Tax cuts (like the recent GST cuts) should cause a one-time drop in the level of tax revenues, but should not affect the future growth rate of tax revenues (I am ignoring supply-side effects, of course). So the recent flattening of the tax revenue curve may just be the result of those tax cuts (plus the effects of the current near-recession), and if so, tax revenue should start growing again at the same rate as it was growing before (unless there are new tax cuts).

Even if the surplus goes to zero (as it may), inflation plus real GDP growth mean nominal GDP grows at around 4%-5%, so the debt/GDP ratio will nevertheless decline at 4%-5% (not 4-5 percentage points) per year, even with zero surplus.

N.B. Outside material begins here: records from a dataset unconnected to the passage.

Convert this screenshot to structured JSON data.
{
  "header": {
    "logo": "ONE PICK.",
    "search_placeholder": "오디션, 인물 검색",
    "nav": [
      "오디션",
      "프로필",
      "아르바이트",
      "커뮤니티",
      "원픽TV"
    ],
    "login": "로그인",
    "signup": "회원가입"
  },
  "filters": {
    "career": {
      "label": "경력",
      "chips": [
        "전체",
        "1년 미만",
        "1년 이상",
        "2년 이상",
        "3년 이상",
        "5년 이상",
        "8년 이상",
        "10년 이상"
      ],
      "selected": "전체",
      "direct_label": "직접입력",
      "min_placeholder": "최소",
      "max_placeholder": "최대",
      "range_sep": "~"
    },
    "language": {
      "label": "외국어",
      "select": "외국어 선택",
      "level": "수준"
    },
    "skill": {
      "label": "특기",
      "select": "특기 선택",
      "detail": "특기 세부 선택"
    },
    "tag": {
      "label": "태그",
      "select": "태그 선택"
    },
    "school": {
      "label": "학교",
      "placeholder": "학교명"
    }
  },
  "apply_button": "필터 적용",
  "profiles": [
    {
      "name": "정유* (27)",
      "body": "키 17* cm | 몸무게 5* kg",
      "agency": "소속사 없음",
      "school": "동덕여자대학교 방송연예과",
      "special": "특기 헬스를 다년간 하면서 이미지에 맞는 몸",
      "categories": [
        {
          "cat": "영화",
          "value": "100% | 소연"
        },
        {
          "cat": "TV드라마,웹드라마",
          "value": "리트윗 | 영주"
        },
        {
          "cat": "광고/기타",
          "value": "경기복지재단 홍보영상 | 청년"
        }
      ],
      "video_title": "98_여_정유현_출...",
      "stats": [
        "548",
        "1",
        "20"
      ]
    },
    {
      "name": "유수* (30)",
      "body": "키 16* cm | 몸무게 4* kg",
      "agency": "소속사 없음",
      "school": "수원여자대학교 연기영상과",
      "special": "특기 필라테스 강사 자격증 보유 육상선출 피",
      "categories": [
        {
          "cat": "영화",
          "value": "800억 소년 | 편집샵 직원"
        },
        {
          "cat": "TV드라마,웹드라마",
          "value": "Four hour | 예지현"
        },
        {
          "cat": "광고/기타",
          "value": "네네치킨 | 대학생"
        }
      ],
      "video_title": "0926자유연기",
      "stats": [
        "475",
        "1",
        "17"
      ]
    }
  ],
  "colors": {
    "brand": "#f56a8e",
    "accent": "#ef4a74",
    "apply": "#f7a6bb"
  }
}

A more controversial point: interest rates on government debt seem to have settled at around 4%. Suppose they stay at around 4%. With the (long-term) growth rate of nominal GDP higher than the nominal rate of interest, we are now in the world where Ponzi schemes are sustainable (Samuelson's Exact Consumption Loan model, rather than a Barro-Ricardo world). Maybe, just maybe, the debt/GDP ratio is below the efficient level. If so, this may be time to recommend deficits big enough to at least stop the debt/GDP ratio falling any further.

I imagine there are three factors squeezing the surplus: lower taxes; slower GDP growth; and increased spending. Can we calculate the relative contribution of each to the current squeeze? I'm thinking about Krugman's pushback on Bush's claims that the US deficit came from war and economy, rather than tax cuts.

Governments should run balanced budgets, no more. Your graph pleases me because I see the Conservatives cutting taxes so that revenues match expenses. Your prediction that they will keep cutting until a deficit is... a prediction.